Es schmerzt ihn, dass ein großer Teil Israels der befreienden Botschaft Jesu keinen Glauben schenkt. Dass dieser Teil weiterhin zu glauben scheint, dass der Mensch in der Lage wäre, durch eigenes Tun Lebensschuld zu verhindern.
Dieser Unglaube ist auch nicht zu entschuldigen, denn die Botschaft der Liebe Gottes ist durch Jesus aufgeschlossen und für jeden unüberhörbar. Aber das ist nur Verstockung, ein nicht Hören Wollen des Menschen. Es ist keinesfalls die Abwendung Gottes von seinem Volk.
Diese Verstockung kann aber gar nicht länger dauern, als bis die Völker in den Ölbaum Israel eingepfropft sind.
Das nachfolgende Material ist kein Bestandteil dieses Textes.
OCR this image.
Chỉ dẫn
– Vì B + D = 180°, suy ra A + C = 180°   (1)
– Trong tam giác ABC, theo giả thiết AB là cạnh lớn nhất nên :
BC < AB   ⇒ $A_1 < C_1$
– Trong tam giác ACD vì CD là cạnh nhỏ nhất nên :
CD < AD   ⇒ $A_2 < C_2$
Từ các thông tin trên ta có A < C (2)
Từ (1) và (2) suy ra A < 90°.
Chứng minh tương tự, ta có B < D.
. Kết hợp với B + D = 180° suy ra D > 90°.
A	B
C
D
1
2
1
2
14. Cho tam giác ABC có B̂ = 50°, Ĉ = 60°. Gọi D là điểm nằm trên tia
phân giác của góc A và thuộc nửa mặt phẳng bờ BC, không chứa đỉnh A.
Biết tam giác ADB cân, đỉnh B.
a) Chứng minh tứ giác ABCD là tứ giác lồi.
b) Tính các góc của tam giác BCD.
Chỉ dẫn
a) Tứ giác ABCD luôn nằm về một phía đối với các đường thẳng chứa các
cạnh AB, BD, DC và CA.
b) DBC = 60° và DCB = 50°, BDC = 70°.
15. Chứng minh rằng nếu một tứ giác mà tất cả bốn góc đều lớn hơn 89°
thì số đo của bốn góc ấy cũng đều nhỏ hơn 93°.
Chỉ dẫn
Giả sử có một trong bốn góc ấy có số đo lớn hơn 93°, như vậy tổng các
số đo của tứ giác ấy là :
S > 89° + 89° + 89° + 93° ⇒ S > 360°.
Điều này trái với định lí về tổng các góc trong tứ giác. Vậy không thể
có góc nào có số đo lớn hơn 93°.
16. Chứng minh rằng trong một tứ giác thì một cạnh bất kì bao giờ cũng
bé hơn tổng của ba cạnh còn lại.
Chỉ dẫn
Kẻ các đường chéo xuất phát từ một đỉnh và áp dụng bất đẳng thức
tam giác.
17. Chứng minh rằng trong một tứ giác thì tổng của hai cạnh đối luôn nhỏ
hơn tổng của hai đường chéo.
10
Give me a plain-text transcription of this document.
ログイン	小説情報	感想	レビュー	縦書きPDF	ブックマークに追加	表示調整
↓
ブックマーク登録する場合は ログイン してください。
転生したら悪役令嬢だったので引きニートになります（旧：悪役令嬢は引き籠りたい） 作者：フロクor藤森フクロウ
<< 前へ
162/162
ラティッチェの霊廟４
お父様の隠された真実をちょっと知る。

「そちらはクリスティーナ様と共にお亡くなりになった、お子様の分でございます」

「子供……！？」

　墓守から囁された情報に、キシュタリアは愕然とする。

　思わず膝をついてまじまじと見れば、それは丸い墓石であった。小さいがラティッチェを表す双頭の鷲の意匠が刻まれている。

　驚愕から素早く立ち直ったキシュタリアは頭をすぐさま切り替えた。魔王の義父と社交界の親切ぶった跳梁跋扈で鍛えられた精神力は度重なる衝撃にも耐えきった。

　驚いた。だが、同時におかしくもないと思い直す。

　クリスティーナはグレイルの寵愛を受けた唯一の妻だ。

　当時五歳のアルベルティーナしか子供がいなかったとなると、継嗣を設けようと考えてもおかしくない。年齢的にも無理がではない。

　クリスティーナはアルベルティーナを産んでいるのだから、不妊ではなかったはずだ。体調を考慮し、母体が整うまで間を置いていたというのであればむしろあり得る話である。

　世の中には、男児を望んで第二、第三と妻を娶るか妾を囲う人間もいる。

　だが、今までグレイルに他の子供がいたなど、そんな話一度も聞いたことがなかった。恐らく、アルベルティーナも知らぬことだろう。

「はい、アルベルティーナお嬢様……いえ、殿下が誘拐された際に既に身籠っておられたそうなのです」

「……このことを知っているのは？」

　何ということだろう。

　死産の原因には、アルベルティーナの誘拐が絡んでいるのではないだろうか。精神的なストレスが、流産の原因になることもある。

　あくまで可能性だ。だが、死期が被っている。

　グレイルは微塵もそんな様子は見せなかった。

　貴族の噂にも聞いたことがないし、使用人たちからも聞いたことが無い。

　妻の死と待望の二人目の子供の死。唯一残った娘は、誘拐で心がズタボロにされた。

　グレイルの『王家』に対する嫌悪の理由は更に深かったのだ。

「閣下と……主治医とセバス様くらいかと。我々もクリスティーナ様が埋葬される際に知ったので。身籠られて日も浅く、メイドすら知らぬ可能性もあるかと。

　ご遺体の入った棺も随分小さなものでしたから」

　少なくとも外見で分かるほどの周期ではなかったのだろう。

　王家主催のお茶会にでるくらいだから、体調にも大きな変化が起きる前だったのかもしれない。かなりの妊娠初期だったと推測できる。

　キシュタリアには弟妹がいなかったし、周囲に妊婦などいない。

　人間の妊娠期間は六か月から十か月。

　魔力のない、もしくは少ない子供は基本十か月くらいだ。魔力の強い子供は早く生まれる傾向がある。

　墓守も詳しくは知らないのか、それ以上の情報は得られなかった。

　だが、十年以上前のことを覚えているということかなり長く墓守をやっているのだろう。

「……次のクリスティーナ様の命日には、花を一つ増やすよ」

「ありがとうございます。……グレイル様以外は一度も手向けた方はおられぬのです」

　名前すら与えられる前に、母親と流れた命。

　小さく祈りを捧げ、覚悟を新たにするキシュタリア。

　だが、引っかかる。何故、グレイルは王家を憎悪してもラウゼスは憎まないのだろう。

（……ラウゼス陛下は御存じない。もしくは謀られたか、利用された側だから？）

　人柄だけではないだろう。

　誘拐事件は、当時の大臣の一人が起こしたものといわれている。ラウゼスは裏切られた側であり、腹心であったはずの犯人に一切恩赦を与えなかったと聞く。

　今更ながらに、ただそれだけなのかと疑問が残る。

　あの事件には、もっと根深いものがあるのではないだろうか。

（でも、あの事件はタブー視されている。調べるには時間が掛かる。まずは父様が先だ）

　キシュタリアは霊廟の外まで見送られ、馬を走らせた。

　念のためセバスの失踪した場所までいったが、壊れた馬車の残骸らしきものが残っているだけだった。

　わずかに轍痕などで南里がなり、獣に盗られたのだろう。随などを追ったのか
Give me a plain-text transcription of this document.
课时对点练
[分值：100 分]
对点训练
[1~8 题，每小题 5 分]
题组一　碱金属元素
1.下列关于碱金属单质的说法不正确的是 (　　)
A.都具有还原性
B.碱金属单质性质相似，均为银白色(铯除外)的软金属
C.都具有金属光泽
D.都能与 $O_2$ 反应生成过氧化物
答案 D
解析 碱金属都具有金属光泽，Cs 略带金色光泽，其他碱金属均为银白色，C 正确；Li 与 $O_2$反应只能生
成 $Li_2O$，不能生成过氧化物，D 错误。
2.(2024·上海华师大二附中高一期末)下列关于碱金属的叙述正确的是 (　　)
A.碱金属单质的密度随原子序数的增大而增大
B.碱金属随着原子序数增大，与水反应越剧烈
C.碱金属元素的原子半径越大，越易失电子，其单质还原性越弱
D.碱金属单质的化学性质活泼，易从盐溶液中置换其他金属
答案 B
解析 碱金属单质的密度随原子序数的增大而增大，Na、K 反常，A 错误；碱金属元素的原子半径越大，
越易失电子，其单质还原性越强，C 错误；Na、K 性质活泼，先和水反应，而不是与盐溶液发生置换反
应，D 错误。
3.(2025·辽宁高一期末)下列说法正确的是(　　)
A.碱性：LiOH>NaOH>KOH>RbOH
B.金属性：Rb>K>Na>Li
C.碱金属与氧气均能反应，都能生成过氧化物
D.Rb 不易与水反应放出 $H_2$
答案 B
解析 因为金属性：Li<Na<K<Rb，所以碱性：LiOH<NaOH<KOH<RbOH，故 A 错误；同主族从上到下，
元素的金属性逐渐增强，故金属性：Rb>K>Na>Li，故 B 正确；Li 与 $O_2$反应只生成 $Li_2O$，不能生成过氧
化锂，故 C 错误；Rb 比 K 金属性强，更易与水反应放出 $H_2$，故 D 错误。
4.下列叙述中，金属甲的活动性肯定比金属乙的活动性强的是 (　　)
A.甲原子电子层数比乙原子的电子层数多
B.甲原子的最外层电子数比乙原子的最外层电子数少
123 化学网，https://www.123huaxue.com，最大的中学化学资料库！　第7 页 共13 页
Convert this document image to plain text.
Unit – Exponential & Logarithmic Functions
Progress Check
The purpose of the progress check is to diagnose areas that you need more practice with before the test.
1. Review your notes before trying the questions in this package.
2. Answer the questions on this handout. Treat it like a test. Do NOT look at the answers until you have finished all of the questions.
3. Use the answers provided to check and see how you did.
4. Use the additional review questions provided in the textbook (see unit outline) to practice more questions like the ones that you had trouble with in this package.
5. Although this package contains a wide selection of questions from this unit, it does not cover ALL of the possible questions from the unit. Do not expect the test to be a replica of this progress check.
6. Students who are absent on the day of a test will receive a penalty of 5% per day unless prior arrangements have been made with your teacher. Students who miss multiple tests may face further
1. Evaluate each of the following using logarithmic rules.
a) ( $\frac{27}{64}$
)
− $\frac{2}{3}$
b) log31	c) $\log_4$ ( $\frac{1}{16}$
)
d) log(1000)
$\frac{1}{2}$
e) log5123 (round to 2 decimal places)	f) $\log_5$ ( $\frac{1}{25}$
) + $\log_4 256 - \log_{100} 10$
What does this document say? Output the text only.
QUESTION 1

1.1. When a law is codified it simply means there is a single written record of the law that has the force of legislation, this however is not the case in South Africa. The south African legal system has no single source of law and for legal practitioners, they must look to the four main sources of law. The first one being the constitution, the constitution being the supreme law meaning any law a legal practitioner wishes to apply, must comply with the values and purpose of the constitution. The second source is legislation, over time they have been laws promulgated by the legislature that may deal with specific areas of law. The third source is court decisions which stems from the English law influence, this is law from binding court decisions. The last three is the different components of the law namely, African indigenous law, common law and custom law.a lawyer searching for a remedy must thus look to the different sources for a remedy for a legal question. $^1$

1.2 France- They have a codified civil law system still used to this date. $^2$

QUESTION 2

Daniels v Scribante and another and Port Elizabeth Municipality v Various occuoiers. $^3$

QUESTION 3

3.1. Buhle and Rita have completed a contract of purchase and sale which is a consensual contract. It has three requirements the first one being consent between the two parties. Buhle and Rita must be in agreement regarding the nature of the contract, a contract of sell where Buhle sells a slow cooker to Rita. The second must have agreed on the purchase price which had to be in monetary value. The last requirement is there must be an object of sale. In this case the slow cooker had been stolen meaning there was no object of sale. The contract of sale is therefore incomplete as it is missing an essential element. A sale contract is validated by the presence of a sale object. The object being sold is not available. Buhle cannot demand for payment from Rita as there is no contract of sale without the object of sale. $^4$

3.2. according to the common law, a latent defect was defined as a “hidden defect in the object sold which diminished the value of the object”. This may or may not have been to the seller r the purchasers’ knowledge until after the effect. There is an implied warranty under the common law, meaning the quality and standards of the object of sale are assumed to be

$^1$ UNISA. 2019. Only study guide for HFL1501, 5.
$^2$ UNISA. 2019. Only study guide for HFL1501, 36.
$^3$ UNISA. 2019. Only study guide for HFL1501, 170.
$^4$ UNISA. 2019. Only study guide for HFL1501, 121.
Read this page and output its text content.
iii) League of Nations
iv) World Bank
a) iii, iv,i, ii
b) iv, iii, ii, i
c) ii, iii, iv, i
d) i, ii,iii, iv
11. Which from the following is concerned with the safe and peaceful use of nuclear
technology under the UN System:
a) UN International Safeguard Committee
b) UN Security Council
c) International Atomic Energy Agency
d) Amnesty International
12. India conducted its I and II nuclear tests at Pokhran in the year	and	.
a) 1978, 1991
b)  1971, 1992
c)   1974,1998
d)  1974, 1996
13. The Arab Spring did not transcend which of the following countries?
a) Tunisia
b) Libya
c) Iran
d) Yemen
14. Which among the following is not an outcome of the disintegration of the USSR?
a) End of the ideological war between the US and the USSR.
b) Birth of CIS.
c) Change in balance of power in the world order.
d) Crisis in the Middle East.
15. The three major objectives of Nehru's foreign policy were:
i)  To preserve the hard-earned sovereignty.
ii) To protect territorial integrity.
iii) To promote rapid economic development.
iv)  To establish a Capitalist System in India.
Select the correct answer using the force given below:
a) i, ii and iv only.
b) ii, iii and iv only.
Dieses Bild hat Paulus kurz vor unserem Text gebraucht. Ein schönes Bild. Gott als Gärtner: Verstockung endet durch Einpfropfen.
Einpfropfen in das Gottesversprechen, dass durch den Propheten Jesaja allen zu Ohren gekommen ist (Jes 59,20): Gott selbst wird es sein, der den Menschen „die Last ihrer Sünden abnehmen“ wird.
Jesus hat das getan. Er hat den Himmel aufgeschlossen, er schließt den Himmel auf. Wer diese Botschaft hören kann, ist gerettet – und diese Botschaft wird ganz Israel hören. Denn Gott hat beschlossen, jedem im seinem Volk Erbarmen zu schenken.
Meine Schwestern, meine Brüder,
Dieser 10. Sonntag nach Trinitatis wird in der Evangelischen Kirche als Israelsonntag begangen.
Sein Thema ist die eine Grundkatastrophe des Lebens, die Thema bleibt. Auch für uns.
Von der Abfassung unseres Textes trennen uns 19 Jahrhunderte einer schuldbeladenen Geschichte zwischen Juden und Christen. Aus der anfänglichen Feindschaft vieler Juden gegen Christen wurde sehr früh eine Feindschaft vieler Christen gegen Juden.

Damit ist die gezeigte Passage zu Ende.